Server monitoring for memory, swap, process monitoring, storage check, and more.
Without an agent based monitoring system, monitoring your servers internals for items such as CPU, memory, storage, processes, etc becomes very difficult without manually checking. There are many reputable monitoring services on the web such as Pingdom (www.pingdom.com), and most hosting providers provide a monitoring system, but they do not provide an agent. Therefore, you can only do basic external checks such as ping, port, and http content checks. There is no way to report if your MySQL replication has failed, some critical process has stopped running, or if your about to max out your / partition.
This simple bash script is meant to compliment these types of monitoring services. Just drop the script into a web accessible directory, configure a few options and thresholds, setup a URL content check that looks at the status page searching for the string 'OK', and then you can rest easy at night that your monitoring service will alert you if any of the scripts conditions are triggered.

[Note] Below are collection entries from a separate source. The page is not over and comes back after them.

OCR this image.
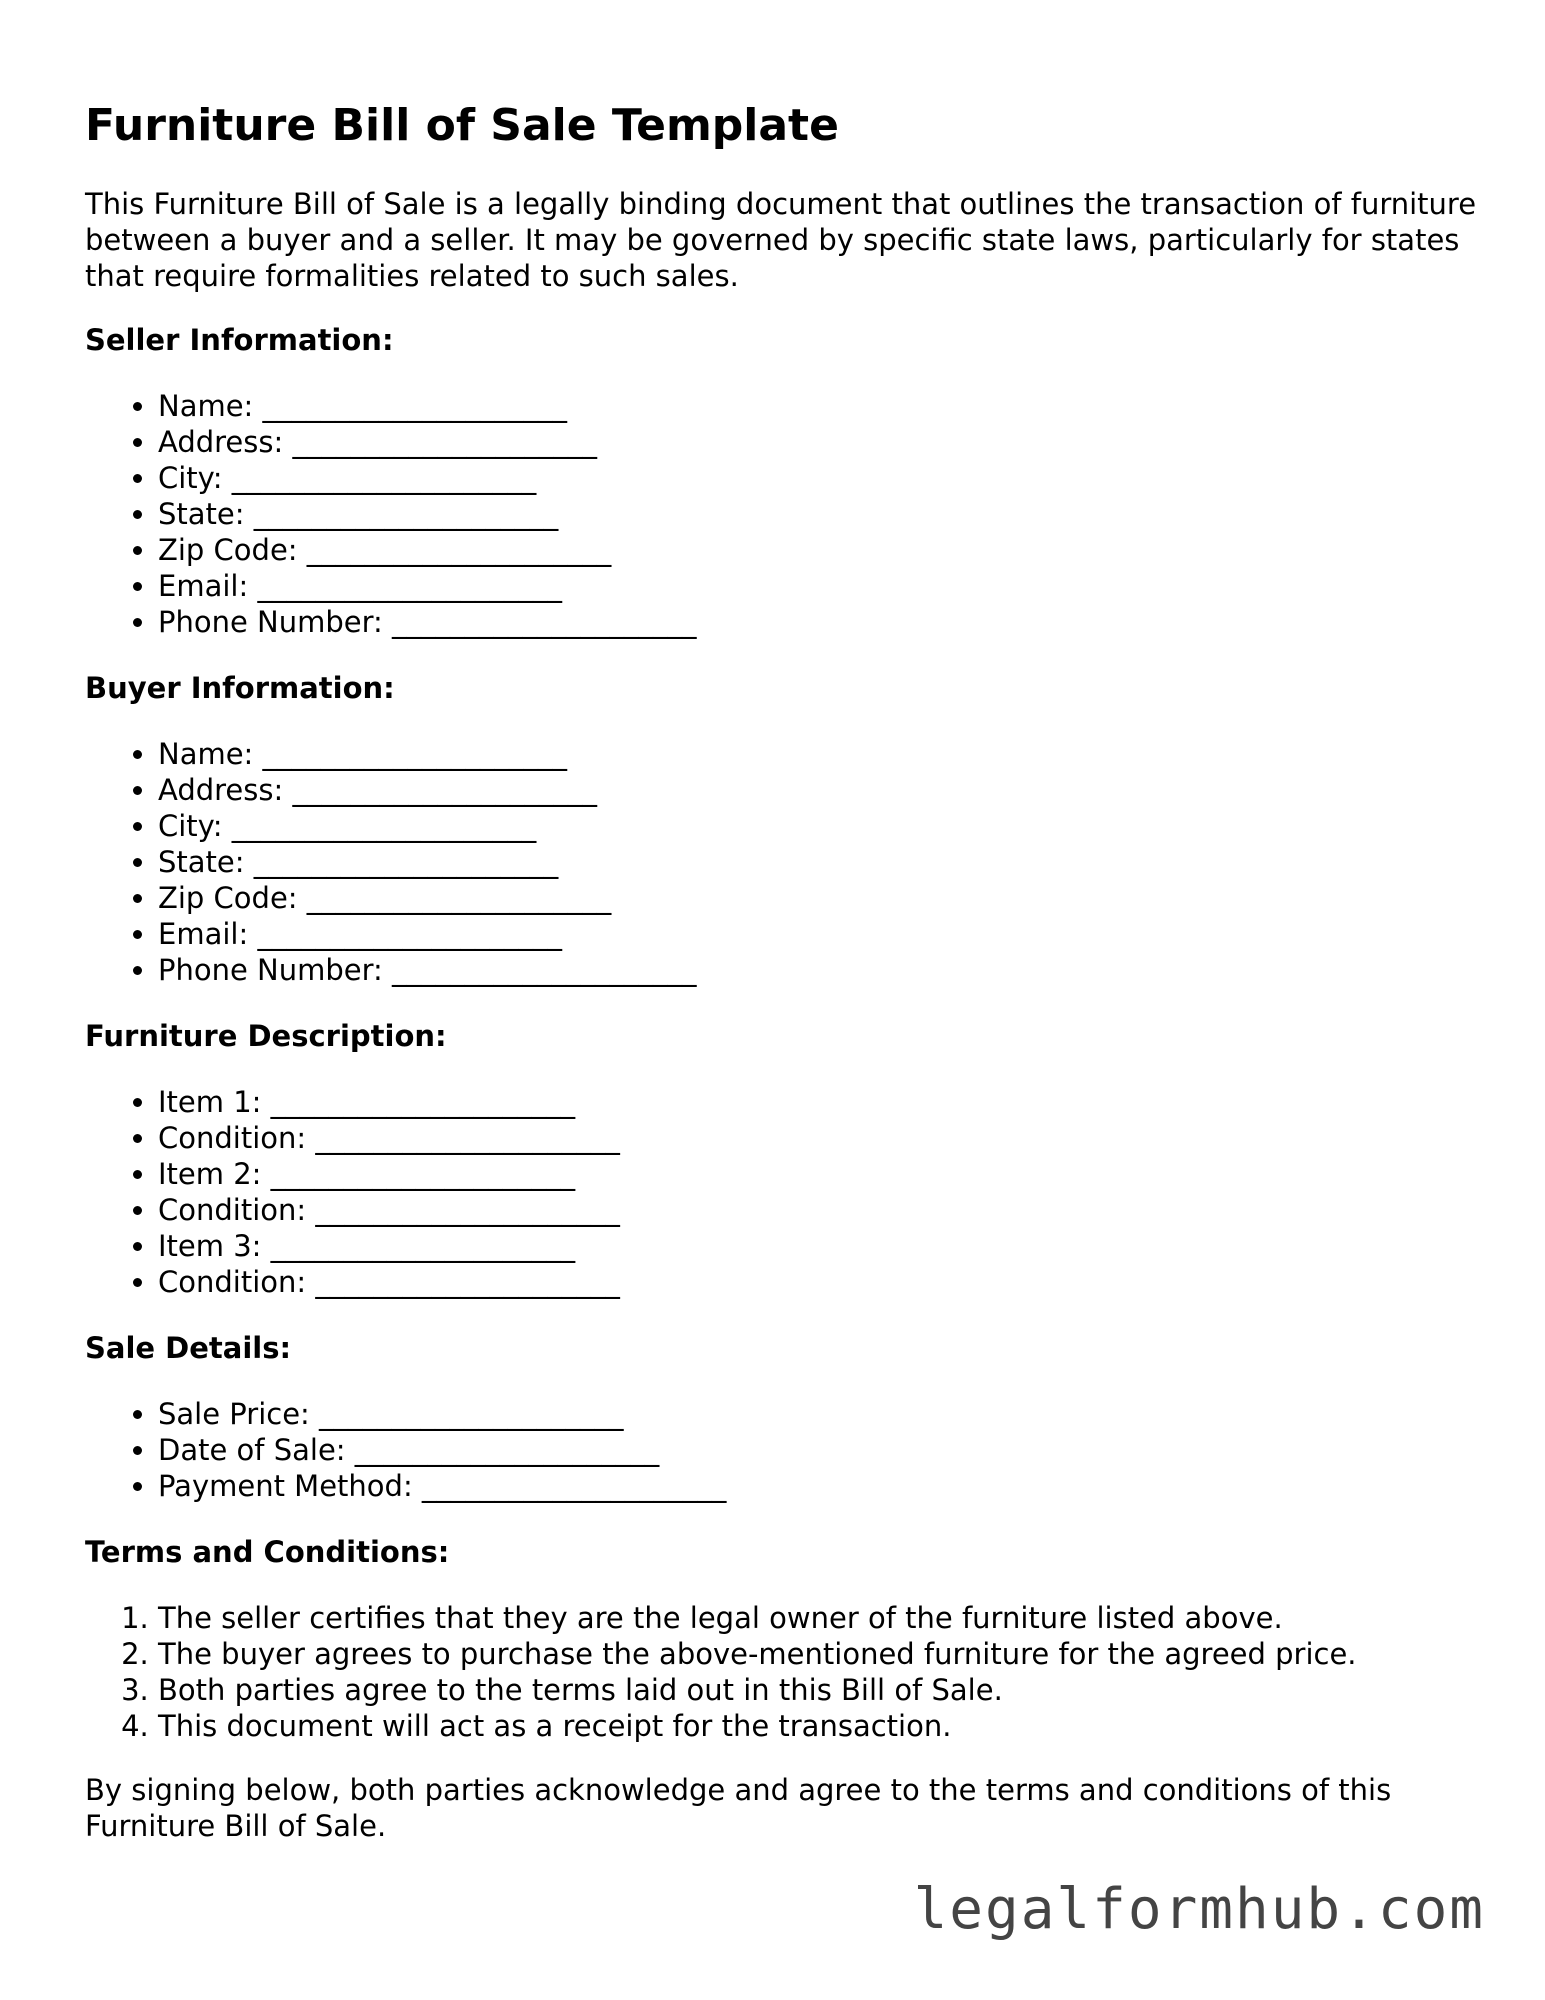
Furniture Bill of Sale Template

This Furniture Bill of Sale is a legally binding document that outlines the transaction of furniture between a buyer and a seller. It may be governed by specific state laws, particularly for states that require formalities related to such sales.

Seller Information:
• Name: _____________________
• Address: _____________________
• City: _____________________
• State: _____________________
• Zip Code: _____________________
• Email: _____________________
• Phone Number: _____________________
Buyer Information:
• Name: _____________________
• Address: _____________________
• City: _____________________
• State: _____________________
• Zip Code: _____________________
• Email: _____________________
• Phone Number: _____________________
Furniture Description:
• Item 1: _____________________
• Condition: _____________________
• Item 2: _____________________
• Condition: _____________________
• Item 3: _____________________
• Condition: _____________________
Sale Details:
• Sale Price: _____________________
• Date of Sale: _____________________
• Payment Method: _____________________
Terms and Conditions:
1. The seller certifies that they are the legal owner of the furniture listed above.
2. The buyer agrees to purchase the above-mentioned furniture for the agreed price.
3. Both parties agree to the terms laid out in this Bill of Sale.
4. This document will act as a receipt for the transaction.

By signing below, both parties acknowledge and agree to the terms and conditions of this Furniture Bill of Sale.

legalformhub.com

Security note: To avoid revealing information about your system, it is strongly recommended that you place this and all web based monitoring scripts behind a htaccess file that has authentication, whitelisting your monitoring servers IP addresses if they are known.
- Memory Check
- Swap Check
- Load Check
- Storage Check
- Process Check
- Replication Check
- HTTP Content Check
The currently configurable options and thresholds are listed below:
# Status page
status_page=/var/www/system-health-check.html
# Enable / Disable Checks
memory_check=off
swap_check=on
load_check=on
storage_check=on
process_check=on
replication_check=off
http_content_check=off
# Configure partitions for storage check
partitions=( / )
# Configure process(es) to check
process_names=( httpd mysqld postfix )
# Configure Thresholds
memory_threshold=99
swap_threshold=80
load_threshold=10
storage_threshold=80
Download script to desired directory and set it to be executable:
cd /root
git clone https://github.com/stephenlang/system-health-check
chmod 755 system-health-check/system-health-check.sh
After configuring the tunables in the script (see above), create a cron job to execute the script every 5 minutes:
crontab -e
*/5 * * * * /root/system-health-check/system-health-check.sh
Now configure a URL content check with your monitoring providers tools check the status page searching for the string "OK". Below are two examples:
http://1.1.1.1/system-health-check.html
http://www.example.com/system-health-check.html
It is critical that you test this monitoring script before you rely on it. Bugs always exist somewhere, so test this before you implement it on your production systems! Here are some basic ways to test:
-
Configure all the thresholds really low so they will create an alarm. Manually run the script or wait for the cronjob to fire it off, then check the status page to see if it reports your checks are now in alarm.
-
To test out the process monitoring (assuming the system is not in production), configure the processes you want the script to check, then stop the process you are testing, and check the status page after the script runs to see if it reports your process is not running.
-
To test out the replication monitoring (assuming the system is not in production), log onto your MySQL slave server and run 'stop slave;'. Then check the status page after the script runs to see if it reports an error on replication.